HISTOIRE DE LA LITTÉRATURE HINDOUI ET HINDOUSTANI, par M. Garcin de Tassy, membre de l’Institut[1]. — Bien que dirigées par des hommes éminens, par des esprits d’élite, les études orientales exercent une bien faible attraction, il faut l’avouer, sur notre jeunesse distraite et ambitieuse ; le maître reste, mais l’élève devient de plus en plus rare. Ces études cependant marchent toujours, étant de celles qui n’ont pas besoin pour s’alimenter de la faveur du public. Depuis le Bosphore jusqu’au golfe de Tartane, elles s’avancent, soulevant le voile qui pèse sur les siècles passés, exhumant les débris des cultes anciens, cueillant à travers les écrits des nations primitives les fleurs d’une littérature à demi sauvage et colossale dans ses productions. Chemin faisant, elles ramènent à l’unité les nations dispersées, simplifient les langues que les siècles ont divisées et rendues méconnaissables, déchiffrent enfin sur des bas-reliefs ensevelis depuis vingt siècles, autour de ces personnages mystérieux tout empreints du caractère de la puissance et de la domination, les grands noms de Sésostris, d’Alexandre et de Darius. Ce sont là des travaux qui seront appréciés un jour, il faut l’espérer ; la monographie d’un peuple ou d’une littérature vaut peut-être celle d’une plante ou d’un insecte. Toutes les langues de l’Orient, il est vrai, ne conduisent pas aux découvertes : les unes sont parfaitement homogènes ; aucun élément étranger ne se mêle à leurs radicaux, et, sans avoir rien reçu des idiomes voisins, elles leur ont au contraire tout donné ; les autres, moins pures, ont puisé à des sources diverses, souvent même opposées.
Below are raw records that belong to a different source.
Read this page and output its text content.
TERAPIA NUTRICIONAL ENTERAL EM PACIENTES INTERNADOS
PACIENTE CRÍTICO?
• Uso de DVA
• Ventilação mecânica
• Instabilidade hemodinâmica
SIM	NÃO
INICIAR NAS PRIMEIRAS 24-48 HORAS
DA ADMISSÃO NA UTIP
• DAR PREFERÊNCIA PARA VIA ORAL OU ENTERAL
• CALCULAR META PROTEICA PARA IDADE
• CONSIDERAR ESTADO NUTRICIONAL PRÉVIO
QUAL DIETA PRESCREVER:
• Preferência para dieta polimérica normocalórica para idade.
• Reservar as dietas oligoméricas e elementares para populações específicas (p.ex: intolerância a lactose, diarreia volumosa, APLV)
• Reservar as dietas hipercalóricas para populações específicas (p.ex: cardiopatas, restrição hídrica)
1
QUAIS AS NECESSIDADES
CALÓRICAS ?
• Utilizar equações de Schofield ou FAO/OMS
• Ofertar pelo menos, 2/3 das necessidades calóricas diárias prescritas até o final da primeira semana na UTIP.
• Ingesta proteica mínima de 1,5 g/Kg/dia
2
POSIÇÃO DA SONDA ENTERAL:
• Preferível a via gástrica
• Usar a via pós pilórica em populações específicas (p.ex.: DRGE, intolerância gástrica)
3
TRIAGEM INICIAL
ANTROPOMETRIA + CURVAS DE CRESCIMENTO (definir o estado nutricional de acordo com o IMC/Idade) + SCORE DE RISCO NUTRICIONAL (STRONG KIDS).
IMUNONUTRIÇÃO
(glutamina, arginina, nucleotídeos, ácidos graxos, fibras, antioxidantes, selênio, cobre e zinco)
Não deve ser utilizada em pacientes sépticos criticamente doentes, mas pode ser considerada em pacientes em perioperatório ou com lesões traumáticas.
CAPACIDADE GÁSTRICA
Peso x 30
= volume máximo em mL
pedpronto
La lutte de deux religions sur un même sol a produit ces langages hybrides que le temps a consacrés. C’est, à vrai dire, l’histoire de nos langues du midi de l’Europe, païennes à leur origine et renouvelées par l’influence du christianisme, auquel elles doivent les premiers monumens de leur littérature. Ce qui se passa en Europe après la chute de l’empire romain se produisit aussi dans l’Inde, quand les provinces se dégagèrent, vers le Xe siècle, de l’obéissance à un roi suprême. Dans des principautés indépendantes, il se forma des dialectes ; l’unité brahmanique ébranlée donna naissance à des sectes qui fixèrent ces patois et les élevèrent au rang d’idiomes en les choisissant pour expression de leurs croyances ; puis vint l’islamisme, qui apporta dans ces

  1. Un gros volume in-8o, chez Benjamin Duprat, 7, rue du Cloître-Saint-Benoît.